Domenicale, 28 maggio 2023
Storia dell’aria
L’aria è il respiro che dà la vita. Così si racconta nella Genesi, quando Dio per creare Adamo: «soffiò nelle sue narici un alito di vita e l’uomo divenne un essere vivente». Dante, vedendo i maestri vetrai all’opera nei giorni che passò a Venezia, riconobbe forse nell’arte di questi umili creatori un modesto rispecchiamento dell’atto divino, e anche della sua poesia.
I maestri vetrai, con il loro soffio, danno vita a forme solide ma fragili, fatte d’aria. Secondo alcuni studiosi talmudici la potenza del Creatore si può dedurre dall’arte vetraria. Se è possibile riparare un oggetto di vetro infranto, sebbene sia stato creato dall’alito di un essere umano, «tanto più può esserlo un uomo, creato dall’alito del Signore». L’aria conferisce visibilità alla materia attraverso la sua essenziale trasparenza, e ne porta al contempo avanti la memoria. Beatrice, per istruire Dante sulla fisica dell’Aldilà, usa tre specchi e una candela (Paradiso, II, 97-105), illustrando in modo empirico la nozione di distanza visibile. Per Dante, i principi della fede sono dimostrati ogni giorno nel nostro mondo sensibile.
Il falsario Griffolino, condannato da Minosse all’ultima bolgia del Cerchio dei Fraudolenti, confessa di aver praticato l’alchimia quando era tra i vivi: pare tuttavia che Dante approvasse questa pratica, seguendo gli insegnamenti dei Francescani e opponendosi ai Domenicani, non per falsificare la verità ma per scoprirla. Senza dubbio, Dante aveva una certa familiarità con la tradizionale suddivisione alchemica dei quattro elementi – terra, acqua, fuoco e aria – da cui tutto ebbe origine secondo Jabir Ibn Hayyan, alchimista arabo dell’VIII secolo. Questa suddivisione forniva al mondo un sistema arcano di lettere e di parole, di segni e di simboli, attraverso i quali possiamo rappresentare tutta l’esperienza terrena. Gli alchimisti chiamavano questo sistema «la nostra argilla, con la quale facciamo rispecchiare la terra in sé stessa».
L’alchimista sufi del XII secolo Ahmad al-Buni istruiva i suoi seguaci sull’esistenza della scrittura nell’aria che ci circonda: «Sappiate che i segreti di Dio e gli oggetti della Sua scienza, le realtà sottili e le realtà dense, le cose dall’alto e le cose dal basso appartengono a due categorie: ci sono numeri e ci sono lettere. I segreti delle lettere sono nei numeri, e le epifanie dei numeri sono nelle lettere».
Un contemporaneo di Dante, Ramon Llull, conscio di queste iscrizioni segrete nel Libro del Mondo, escogitò un’arte combinatoria – l’equivalente di un primitivo computer – per materializzare queste fiduciose delucidazioni alchemiche.
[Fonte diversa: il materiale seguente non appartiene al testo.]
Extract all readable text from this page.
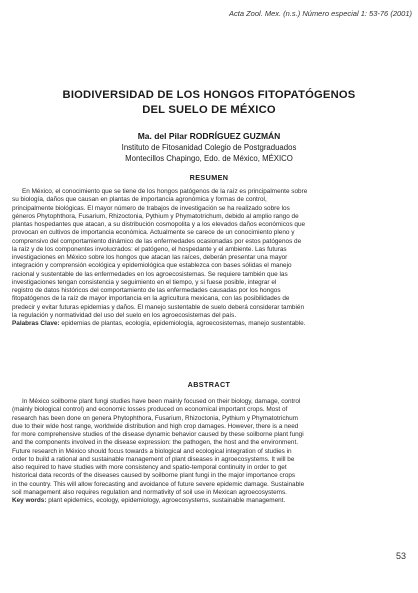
Acta Zool. Mex. (n.s.) Número especial 1: 53-76 (2001)
BIODIVERSIDAD DE LOS HONGOS FITOPATÓGENOS
DEL SUELO DE MÉXICO
Ma. del Pilar RODRÍGUEZ GUZMÁN
Instituto de Fitosanidad Colegio de Postgraduados
Montecillos Chapingo, Edo. de México, MÉXICO
RESUMEN
En México, el conocimiento que se tiene de los hongos patógenos de la raíz es principalmente sobre
su biología, daños que causan en plantas de importancia agronómica y formas de control,
principalmente biológicas. El mayor número de trabajos de investigación se ha realizado sobre los
géneros Phytophthora, Fusarium, Rhizoctonia, Pythium y Phymatotrichum, debido al amplio rango de
plantas hospedantes que atacan, a su distribución cosmopolita y a los elevados daños económicos que
provocan en cultivos de importancia económica. Actualmente se carece de un conocimiento pleno y
comprensivo del comportamiento dinámico de las enfermedades ocasionadas por estos patógenos de
la raíz y de los componentes involucrados: el patógeno, el hospedante y el ambiente. Las futuras
investigaciones en México sobre los hongos que atacan las raíces, deberán presentar una mayor
integración y comprensión ecológica y epidemiológica que establezca con bases sólidas el manejo
racional y sustentable de las enfermedades en los agroecosistemas. Se requiere también que las
investigaciones tengan consistencia y seguimiento en el tiempo, y si fuese posible, integrar el
registro de datos históricos del comportamiento de las enfermedades causadas por los hongos
fitopatógenos de la raíz de mayor importancia en la agricultura mexicana, con las posibilidades de
predecir y evitar futuras epidemias y daños. El manejo sustentable de suelo deberá considerar también
la regulación y normatividad del uso del suelo en los agroecosistemas del país.
Palabras Clave: epidemias de plantas, ecología, epidemiología, agroecosistemas, manejo sustentable.
ABSTRACT
In México soilborne plant fungi studies have been mainly focused on their biology, damage, control
(mainly biological control) and economic losses produced on economical important crops. Most of
research has been done on genera Phytophthora, Fusarium, Rhizoctonia, Pythium y Phymatotrichum
due to their wide host range, worldwide distribution and high crop damages. However, there is a need
for more comprehensive studies of the disease dynamic behavior caused by these soilborne plant fungi
and the components involved in the disease expression: the pathogen, the host and the environment.
Future research in México should focus towards a biological and ecological integration of studies in
order to build a rational and sustainable management of plant diseases in agroecosystems. It will be
also required to have studies with more consistency and spatio-temporal continuity in order to get
historical data records of the diseases caused by soilborne plant fungi in the major importance crops
in the country. This will allow forecasting and avoidance of future severe epidemic damage. Sustainable
soil management also requires regulation and normativity of soil use in Mexican agroecosystems.
Key words: plant epidemics, ecology, epidemiology, agroecosystems, sustainable management.
53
Da giovane, Llull era stato al servizio del Re di Maiorca (come egli stesso ci dice) e aveva condotto una vita spensierata, componendo poesie e canzoni d’amore nello stile dei trovatori catalani. Una notte, mentre era seduto accanto al letto intento a comporre una nuova canzone, si voltò verso destra e vide Cristo sulla Croce che lo fissava, quasi fosse sospeso a mezz’aria. Quella visione provocò un profondo cambiamento in Llull, che da quel momento in avanti si prefissò di cercare l’illuminazione per sé e per gli altri, e a tal fine sviluppò le sue complesse macchine filosofiche. Costruì una serie di dischi provvisti di lettere che, ruotando in direzioni opposte, si arrestavano in un assortimento di parole che suggeriva dei concetti associativi. Queste macchine catturavano i pensieri in movimento, fatti d’aria.
Le macchine di Llull erano manufatti aerei, una sorta di nobile compendio del pensiero filosofico e religioso, uno strumento volto a ispirare la meditazione e, auspicabilmente, a far convertire i non credenti. Ma quest’arte combinatoria era soprattutto intesa come un modo per creare nuove proposizioni, tali da abolire in toto il linguaggio ordinario per rimpiazzarlo con un sistema di segni ineffabili che alludano, senza nominarli, ai componenti della realtà. La Commedia, come i libri di Llull, è una macchina verbale che traduce il respiro dell’universo nel respiro della parola.